In the past, the FOMC moved to hike rates when economic indicators suggested the economy was heating up. The purpose of the rate hike was to tap on the brakes. Dhawan argues that improvements in the economy are about half the size of those before the Great Recession.
The fact that auto sales continue at a record pace is not a good indicator, Dhawan said. Spending on cars diverts money from other things.
“This is bad news for shopping malls and retail centers because consumers are scrimping on discretionary spending to service their auto loans in the face of less than stellar income gains,” he said.
The fact is, he says, it is a subpar recovery.
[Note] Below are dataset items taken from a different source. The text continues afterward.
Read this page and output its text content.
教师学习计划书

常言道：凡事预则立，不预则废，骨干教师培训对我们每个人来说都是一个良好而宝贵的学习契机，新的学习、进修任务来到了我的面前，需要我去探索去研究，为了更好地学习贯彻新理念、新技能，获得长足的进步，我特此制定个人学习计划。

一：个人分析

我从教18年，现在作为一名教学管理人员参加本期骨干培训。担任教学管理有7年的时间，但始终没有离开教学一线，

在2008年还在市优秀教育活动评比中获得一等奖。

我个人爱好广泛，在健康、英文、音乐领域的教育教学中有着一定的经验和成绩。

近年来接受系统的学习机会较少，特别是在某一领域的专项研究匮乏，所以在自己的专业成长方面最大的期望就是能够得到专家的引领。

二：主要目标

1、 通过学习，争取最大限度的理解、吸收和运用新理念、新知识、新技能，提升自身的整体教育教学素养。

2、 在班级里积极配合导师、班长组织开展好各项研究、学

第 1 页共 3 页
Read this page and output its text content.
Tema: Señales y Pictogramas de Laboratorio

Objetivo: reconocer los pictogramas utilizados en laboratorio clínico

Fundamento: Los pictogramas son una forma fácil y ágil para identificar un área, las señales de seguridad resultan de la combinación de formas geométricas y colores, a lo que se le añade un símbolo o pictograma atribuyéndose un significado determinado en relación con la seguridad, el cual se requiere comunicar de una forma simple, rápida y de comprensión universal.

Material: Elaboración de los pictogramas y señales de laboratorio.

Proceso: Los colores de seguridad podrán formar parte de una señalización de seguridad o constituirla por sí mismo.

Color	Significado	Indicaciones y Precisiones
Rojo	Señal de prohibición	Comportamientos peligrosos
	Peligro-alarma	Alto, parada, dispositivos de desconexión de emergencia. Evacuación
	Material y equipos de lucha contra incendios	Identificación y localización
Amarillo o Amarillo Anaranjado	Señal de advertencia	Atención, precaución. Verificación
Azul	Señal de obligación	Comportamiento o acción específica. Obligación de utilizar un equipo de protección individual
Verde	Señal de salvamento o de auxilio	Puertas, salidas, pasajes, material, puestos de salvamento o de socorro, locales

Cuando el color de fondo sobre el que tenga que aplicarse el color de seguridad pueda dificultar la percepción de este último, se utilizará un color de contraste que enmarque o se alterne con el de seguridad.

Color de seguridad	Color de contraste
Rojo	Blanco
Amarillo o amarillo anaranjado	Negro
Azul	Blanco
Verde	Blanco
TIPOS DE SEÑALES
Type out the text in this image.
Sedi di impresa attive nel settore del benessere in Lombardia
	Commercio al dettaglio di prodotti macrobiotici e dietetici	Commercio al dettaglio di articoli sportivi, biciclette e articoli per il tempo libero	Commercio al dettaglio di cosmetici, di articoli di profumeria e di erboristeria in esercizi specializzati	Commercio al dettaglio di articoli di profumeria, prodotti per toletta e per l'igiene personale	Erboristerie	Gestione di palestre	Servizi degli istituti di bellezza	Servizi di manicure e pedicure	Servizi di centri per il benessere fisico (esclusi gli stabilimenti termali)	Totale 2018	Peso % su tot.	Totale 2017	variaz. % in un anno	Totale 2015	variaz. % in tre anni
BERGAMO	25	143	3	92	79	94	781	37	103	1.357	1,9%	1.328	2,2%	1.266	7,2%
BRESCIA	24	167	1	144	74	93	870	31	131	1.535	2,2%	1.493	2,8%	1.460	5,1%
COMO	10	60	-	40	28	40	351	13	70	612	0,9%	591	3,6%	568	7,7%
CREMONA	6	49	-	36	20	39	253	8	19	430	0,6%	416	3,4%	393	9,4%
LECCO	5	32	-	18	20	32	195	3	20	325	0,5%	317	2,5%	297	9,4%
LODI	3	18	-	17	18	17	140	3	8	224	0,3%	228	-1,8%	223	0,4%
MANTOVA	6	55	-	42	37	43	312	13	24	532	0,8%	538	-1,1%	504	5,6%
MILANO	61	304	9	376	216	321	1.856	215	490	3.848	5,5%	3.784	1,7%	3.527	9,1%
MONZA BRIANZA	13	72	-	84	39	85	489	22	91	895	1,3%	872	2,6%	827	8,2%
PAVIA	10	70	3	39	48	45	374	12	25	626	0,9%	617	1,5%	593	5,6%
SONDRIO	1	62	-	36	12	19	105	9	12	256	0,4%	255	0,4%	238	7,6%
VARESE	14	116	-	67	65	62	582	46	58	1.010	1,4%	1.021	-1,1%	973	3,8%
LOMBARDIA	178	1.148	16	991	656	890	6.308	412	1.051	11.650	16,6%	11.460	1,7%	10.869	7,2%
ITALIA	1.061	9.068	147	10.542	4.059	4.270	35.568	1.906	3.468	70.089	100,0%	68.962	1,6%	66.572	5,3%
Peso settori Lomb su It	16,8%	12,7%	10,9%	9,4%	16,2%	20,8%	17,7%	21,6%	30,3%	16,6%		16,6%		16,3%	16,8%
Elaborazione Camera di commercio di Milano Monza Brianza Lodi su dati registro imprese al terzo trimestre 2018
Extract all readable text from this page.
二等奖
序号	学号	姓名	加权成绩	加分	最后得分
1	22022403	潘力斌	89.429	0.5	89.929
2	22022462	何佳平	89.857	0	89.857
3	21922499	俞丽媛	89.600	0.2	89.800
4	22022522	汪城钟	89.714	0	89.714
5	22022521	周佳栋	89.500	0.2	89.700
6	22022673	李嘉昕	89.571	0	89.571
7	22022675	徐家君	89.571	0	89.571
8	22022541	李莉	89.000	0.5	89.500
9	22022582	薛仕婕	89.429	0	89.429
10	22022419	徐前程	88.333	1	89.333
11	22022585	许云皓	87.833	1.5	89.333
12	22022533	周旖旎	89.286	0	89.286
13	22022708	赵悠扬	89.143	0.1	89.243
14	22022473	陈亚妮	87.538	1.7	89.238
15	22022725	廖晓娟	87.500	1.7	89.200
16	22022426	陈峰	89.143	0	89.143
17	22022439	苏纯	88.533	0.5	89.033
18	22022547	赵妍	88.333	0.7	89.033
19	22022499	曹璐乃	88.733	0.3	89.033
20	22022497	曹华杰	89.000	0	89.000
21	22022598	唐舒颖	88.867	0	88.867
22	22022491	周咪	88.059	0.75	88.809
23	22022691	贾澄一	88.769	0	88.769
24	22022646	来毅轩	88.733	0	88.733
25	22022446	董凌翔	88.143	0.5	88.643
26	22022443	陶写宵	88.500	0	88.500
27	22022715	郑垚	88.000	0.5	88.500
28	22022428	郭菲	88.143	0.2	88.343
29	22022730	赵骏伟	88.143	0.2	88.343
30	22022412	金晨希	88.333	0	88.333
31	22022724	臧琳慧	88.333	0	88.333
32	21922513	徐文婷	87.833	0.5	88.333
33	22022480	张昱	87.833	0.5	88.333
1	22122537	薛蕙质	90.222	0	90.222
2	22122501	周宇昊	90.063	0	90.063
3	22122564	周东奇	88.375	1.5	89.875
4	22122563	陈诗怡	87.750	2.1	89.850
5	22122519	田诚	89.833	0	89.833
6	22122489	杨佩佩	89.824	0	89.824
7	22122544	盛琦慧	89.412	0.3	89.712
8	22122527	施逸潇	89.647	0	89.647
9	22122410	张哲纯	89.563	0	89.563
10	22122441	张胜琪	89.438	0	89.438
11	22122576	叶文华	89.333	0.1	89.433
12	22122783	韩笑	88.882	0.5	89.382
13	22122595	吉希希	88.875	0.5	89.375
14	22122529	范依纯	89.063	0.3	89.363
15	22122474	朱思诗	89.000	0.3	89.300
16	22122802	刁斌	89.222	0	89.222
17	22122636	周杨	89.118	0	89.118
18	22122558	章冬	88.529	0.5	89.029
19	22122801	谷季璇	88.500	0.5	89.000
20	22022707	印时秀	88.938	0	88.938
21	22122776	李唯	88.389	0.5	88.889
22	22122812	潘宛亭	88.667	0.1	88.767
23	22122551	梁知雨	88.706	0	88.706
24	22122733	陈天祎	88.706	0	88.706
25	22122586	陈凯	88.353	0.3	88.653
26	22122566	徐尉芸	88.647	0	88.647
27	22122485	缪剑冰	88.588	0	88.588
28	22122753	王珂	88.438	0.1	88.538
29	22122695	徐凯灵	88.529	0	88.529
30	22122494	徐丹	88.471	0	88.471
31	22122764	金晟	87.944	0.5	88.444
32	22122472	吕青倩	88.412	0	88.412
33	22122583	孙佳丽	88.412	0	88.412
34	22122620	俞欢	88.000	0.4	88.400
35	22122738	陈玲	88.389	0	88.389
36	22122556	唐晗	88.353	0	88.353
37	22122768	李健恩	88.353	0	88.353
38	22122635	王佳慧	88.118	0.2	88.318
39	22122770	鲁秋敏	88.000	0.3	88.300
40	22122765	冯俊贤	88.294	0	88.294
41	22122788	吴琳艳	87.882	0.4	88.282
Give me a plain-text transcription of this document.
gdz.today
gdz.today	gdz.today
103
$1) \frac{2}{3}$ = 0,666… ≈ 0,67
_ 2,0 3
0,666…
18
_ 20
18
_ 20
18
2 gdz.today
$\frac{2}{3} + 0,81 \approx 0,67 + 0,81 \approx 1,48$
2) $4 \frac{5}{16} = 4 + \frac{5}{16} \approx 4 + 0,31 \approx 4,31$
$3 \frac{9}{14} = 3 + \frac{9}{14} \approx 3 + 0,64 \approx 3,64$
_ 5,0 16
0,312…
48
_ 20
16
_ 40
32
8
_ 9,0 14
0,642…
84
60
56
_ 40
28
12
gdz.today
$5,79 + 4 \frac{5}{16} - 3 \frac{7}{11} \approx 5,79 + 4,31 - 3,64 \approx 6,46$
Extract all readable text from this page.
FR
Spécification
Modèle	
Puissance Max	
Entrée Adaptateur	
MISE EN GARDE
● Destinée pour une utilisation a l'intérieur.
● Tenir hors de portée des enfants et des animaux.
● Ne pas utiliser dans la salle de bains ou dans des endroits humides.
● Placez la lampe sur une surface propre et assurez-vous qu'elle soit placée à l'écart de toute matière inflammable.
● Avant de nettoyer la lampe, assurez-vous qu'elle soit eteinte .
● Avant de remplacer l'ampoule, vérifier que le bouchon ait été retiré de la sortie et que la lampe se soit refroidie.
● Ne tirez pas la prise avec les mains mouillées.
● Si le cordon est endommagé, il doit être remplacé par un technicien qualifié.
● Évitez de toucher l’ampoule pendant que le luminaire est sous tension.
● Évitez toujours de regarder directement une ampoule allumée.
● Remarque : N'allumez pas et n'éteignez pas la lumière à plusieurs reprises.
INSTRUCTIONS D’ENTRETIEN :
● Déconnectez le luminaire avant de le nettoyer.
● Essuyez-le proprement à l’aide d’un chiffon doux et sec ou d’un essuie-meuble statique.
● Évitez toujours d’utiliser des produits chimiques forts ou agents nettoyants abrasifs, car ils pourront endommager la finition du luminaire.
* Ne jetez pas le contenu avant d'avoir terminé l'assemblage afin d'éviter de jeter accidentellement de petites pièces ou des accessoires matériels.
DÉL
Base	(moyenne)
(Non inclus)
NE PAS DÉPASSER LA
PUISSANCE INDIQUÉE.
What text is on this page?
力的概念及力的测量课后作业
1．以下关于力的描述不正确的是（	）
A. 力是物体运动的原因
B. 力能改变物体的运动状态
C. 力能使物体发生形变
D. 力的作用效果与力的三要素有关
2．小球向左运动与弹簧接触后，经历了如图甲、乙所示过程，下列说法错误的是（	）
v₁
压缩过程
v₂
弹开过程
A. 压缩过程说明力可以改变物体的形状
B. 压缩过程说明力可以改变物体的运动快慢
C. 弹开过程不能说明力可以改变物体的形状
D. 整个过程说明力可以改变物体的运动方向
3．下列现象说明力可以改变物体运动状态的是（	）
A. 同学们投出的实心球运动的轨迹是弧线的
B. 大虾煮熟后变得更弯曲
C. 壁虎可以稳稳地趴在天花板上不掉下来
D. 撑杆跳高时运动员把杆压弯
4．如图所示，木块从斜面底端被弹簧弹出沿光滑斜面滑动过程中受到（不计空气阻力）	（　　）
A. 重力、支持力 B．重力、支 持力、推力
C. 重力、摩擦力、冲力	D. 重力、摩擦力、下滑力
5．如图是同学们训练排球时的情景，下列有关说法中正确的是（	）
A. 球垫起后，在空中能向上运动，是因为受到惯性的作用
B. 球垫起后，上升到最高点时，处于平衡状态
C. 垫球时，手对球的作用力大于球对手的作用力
Since the Fed normally hikes rates to show things down a bit, Dhawan says there is absolutely no reason the Fed should want to slow economic activity now.
So why would a rate hike even be on the table? Many a pundit has suggested the Fed is desperate to raise rates, only so it would be able to lower them in the future when the economy goes over a cliff, as it did in late 2008.
All of this makes Friday's May employment report from the Labor Department more important than usual. Strong job growth would suggest improving economic conditions that might give Fed policymakers an added incentive to hike rates later this month.
But increasingly Dhawan's view seems to be the prevailing one. A June rate increase – or anytime this summer – is by no means certain.